A jury yesterday returned a verdict of not guilty in the trial of a Wexford garda charged with assaulting two colleagues in a Co Wexford pub on Easter Sunday, 2003.
Declan Dennehy (29), Lower John Street, Wexford, was cleared at Wexford Circuit Court of assault causing harm to Sinéad Sweeney, of Castlebridge, but stationed at Sundrive Road, Crumlin, Dublin, and assaulting Paul Cotter, who is stationed at Naas, Co Kildare.
Noel Whelan, prosecuting, alleged the assaults took place at the Centenary Stores disco/bar at around 1am on Easter Sunday.
It was claimed Mr Dennehy smashed a glass off Mr Cotter's head, from which a shard sliced a two to three centimetre laceration in Ms Sweeney's face above her left ear.
Yesterday the court heard from Mr Dennehy that he was not drunk on the night in question as alleged.
When asked by Mr Whelan if he was "very, very drunk" as Ms Sweeney alleged, he said: "No, that's impossible. I was captain of my team that year, and it was two weeks to a big championship match...We would've known not to be going around drunk."
The garda, who has been in Wexford for nine years, said he was out with his sister Sinead, brother Patrick and friend Mairead Lane in the back bar of The Stores when a man approached him, asking him where his girlfriend was.
He said he did not know this man. The man approached him again, asking him where Sandra (his then girlfriend) was.
The man approached Mr Dennehy one more time before Mr Dennehy moved farther down the bar as Ms Lane was getting disturbed by the situation.
Mr Dennehy said he saw Ms Sweeney with a group of people known to him about three feet away.
As he was making his way down through the pub, he stopped and said to Ms Sweeney: "Your wind up didn't work, Sweeney", as he had discovered that Ms Sweeney was the girlfriend of the man that had approached him.

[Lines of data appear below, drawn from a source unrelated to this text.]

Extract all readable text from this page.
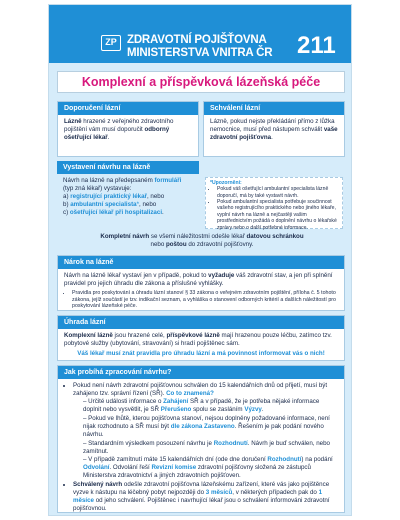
ZP ZDRAVOTNÍ POJIŠŤOVNA
MINISTERSTVA VNITRA ČR 211
Komplexní a příspěvková lázeňská péče
Doporučení lázní
Lázně hrazené z veřejného zdravotního pojištění vám musí doporučit odborný ošetřující lékař.
Schválení lázní
Lázně, pokud nejste překládání přímo z lůžka nemocnice, musí před nástupem schválit vaše zdravotní pojišťovna.
Vystavení návrhu na lázně
Návrh na lázně na předepsaném formuláři (typ zná lékař) vystavuje:
a) registrující praktický lékař, nebo
b) ambulantní specialista*, nebo
c) ošetřující lékař při hospitalizaci.
*Upozornění:
• Pokud váš ošetřující ambulantní specialista lázně doporučí, má by také vystavit návrh.
• Pokud ambulantní specialista potřebuje součinnost vašeho registrujícího praktického nebo jiného lékaře, vyplní návrh na lázně a nejčastěji vašim prostřednictvím požádá o doplnění návrhu o lékařské zprávy nebo o další potřebné informace.
Kompletní návrh se všemi náležitostmi odešle lékař datovou schránkou
nebo poštou do zdravotní pojišťovny.
Nárok na lázně
Návrh na lázně lékař vystaví jen v případě, pokud to vyžaduje váš zdravotní stav, a jen při splnění pravidel pro jejich úhradu dle zákona a příslušné vyhlášky.
• Pravidla pro poskytování a úhradu lázní stanoví § 33 zákona o veřejném zdravotním pojištění, příloha č. 5 tohoto zákona, jejíž součástí je tzv. indikační seznam, a vyhláška o stanovení odborných kritérií a dalších náležitostí pro poskytování lázeňské péče.
Úhrada lázní
Komplexní lázně jsou hrazené celé, příspěvkové lázně mají hrazenou pouze léčbu, zatímco tzv. pobytové služby (ubytování, stravování) si hradí pojištěnec sám.
Váš lékař musí znát pravidla pro úhradu lázní a má povinnost informovat vás o nich!
Jak probíhá zpracování návrhu?
• Pokud není návrh zdravotní pojišťovnou schválen do 15 kalendářních dnů od přijetí, musí být zahájeno tzv. správní řízení (SŘ). Co to znamená?
– Určité události informace o Zahájení SŘ a v případě, že je potřeba nějaké informace doplnit nebo vysvětlit, je SŘ Přerušeno spolu se zasláním Výzvy.
– Pokud ve lhůtě, kterou pojišťovna stanoví, nejsou doplněny požadované informace, není nijak rozhodnuto a SŘ musí být dle zákona Zastaveno. Řešením je pak podání nového návrhu.
– Standardním výsledkem posouzení návrhu je Rozhodnutí. Návrh je buď schválen, nebo zamítnut.
– V případě zamítnutí máte 15 kalendářních dní (ode dne doručení Rozhodnutí) na podání Odvolání. Odvolání řeší Revizní komise zdravotní pojišťovny složená ze zástupců Ministerstva zdravotnictví a jiných zdravotních pojišťoven.
• Schválený návrh odešle zdravotní pojišťovna lázeňskému zařízení, které vás jako pojištěnce vyzve k nástupu na léčebný pobyt nejpozději do 3 měsíců, v některých případech pak do 1 měsíce od jeho schválení. Pojištěnec i navrhující lékař jsou o schválení informováni zdravotní pojišťovnou.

Afterwards, as he was moving down the bar, Mr Dennehy noticed Mr Cotter following him. The group Mr Dennehy was in decided to go to the disco area, but Patrick Dennehy was "chatting up two blondes" so Mr Dennehy went up to get him.

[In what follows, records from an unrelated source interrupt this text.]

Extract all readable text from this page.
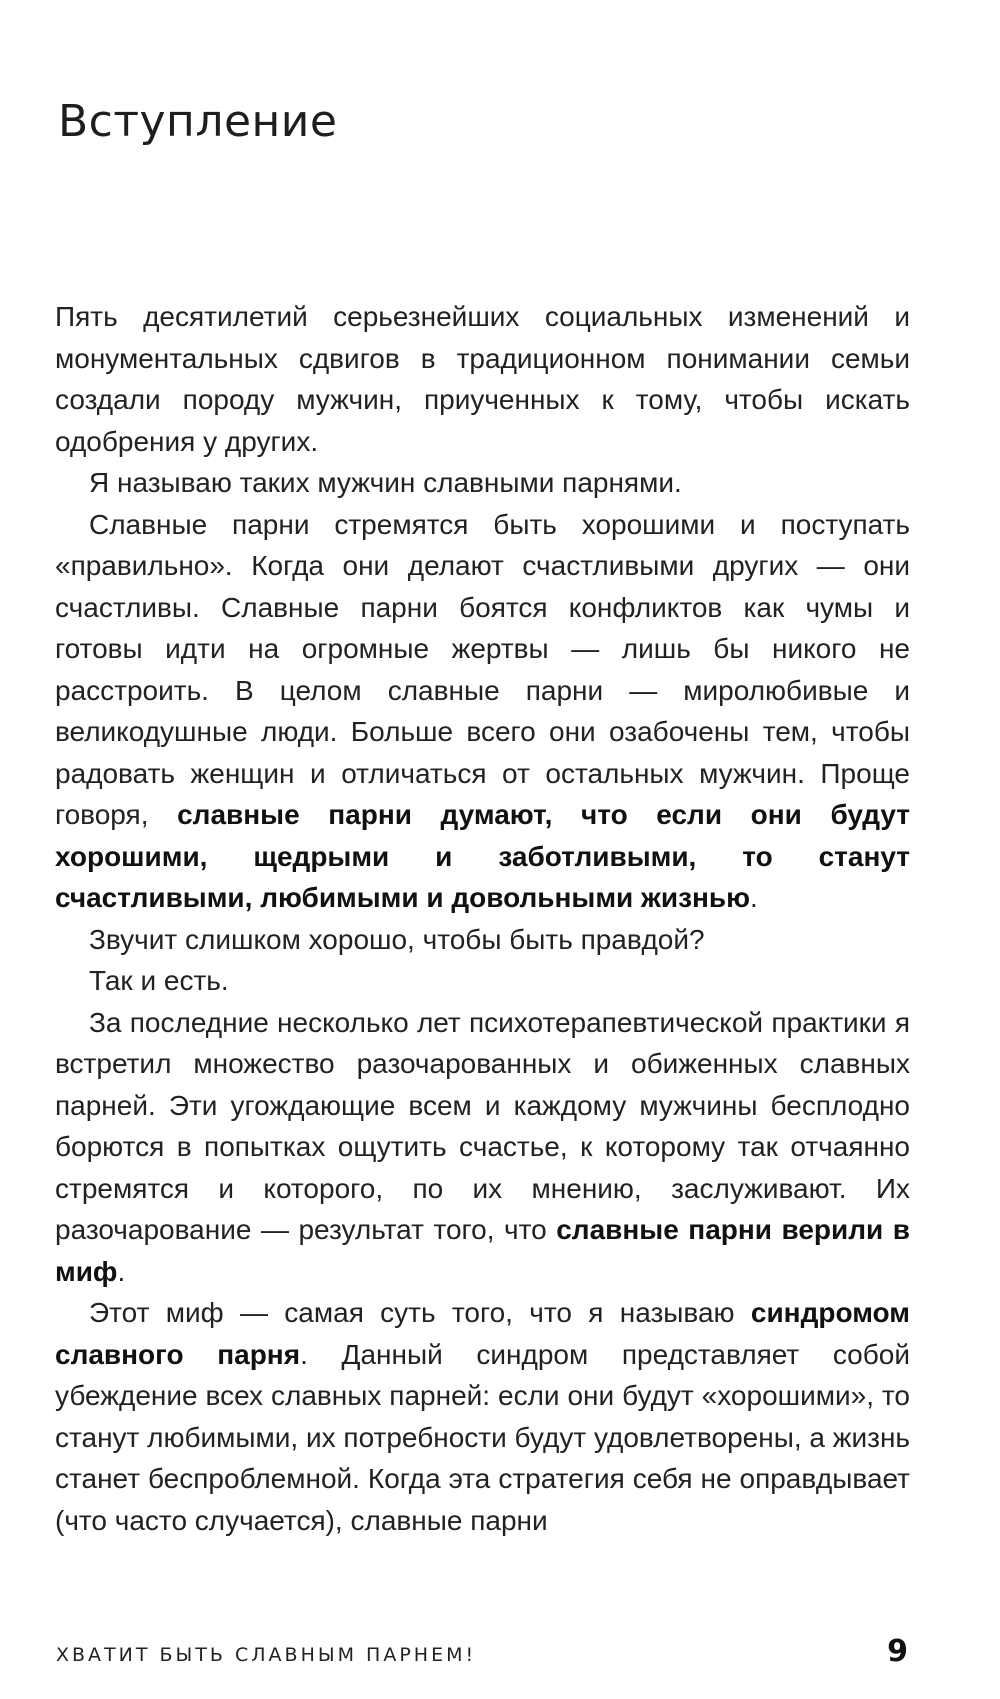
Вступление

Пять десятилетий серьезнейших социальных изменений и монументальных сдвигов в традиционном понимании семьи создали породу мужчин, приученных к тому, чтобы искать одобрения у других.

Я называю таких мужчин славными парнями.

Славные парни стремятся быть хорошими и поступать «правильно». Когда они делают счастливыми других — они счастливы. Славные парни боятся конфликтов как чумы и готовы идти на огромные жертвы — лишь бы никого не расстроить. В целом славные парни — миролюбивые и великодушные люди. Больше всего они озабочены тем, чтобы радовать женщин и отличаться от остальных мужчин. Проще говоря, славные парни думают, что если они будут хорошими, щедрыми и заботливыми, то станут счастливыми, любимыми и довольными жизнью.

Звучит слишком хорошо, чтобы быть правдой?

Так и есть.

За последние несколько лет психотерапевтической практики я встретил множество разочарованных и обиженных славных парней. Эти угождающие всем и каждому мужчины бесплодно борются в попытках ощутить счастье, к которому так отчаянно стремятся и которого, по их мнению, заслуживают. Их разочарование — результат того, что славные парни верили в миф.

Этот миф — самая суть того, что я называю синдромом славного парня. Данный синдром представляет собой убеждение всех славных парней: если они будут «хорошими», то станут любимыми, их потребности будут удовлетворены, а жизнь станет беспроблемной. Когда эта стратегия себя не оправдывает (что часто случается), славные парни

ХВАТИТ БЫТЬ СЛАВНЫМ ПАРНЕМ!	9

It was then that Mr Dennehy noticed Mr Cotter coming towards him. "He was facing me, and saying something to me. The music was pumping. Then he went to push me. I held and he just swung at me with his left hand. I just ducked. It all happened in a matter of milliseconds.
"Then I brought my hands up. I had a pint glass in my hand. Patrick straight away moved out in front of him, and Cotter made another drive at me and Pat just held him. I moved down along the bar, and at that stage I realised the glass was broken."
A security man asked Mr Dennehy and his brother to leave through the fire exit door. (Mr Cotter had already been ejected through the main disco door).
Mr Dennehy said he did not know that Ms Sweeney had been injured until the following day when a friend working at the hospital in Wexford informed him.
In his closing statement, Mr Whelan said there could be few things as reckless as breaking a glass off somebody's head in a crowded pub. He pointed out that Sandra Stafford (nee Culleton), had given clear evidence that Mr Dennehy smashed a glass over Mr Cotter's head.
Robbie O'Neill, defending, said Ms Sweeney set up this case. "She was stirring things up. Ms Sweeney was the soberest person in Wexford according to them, and would have Mr Dennehy being drunker and drunker on the night."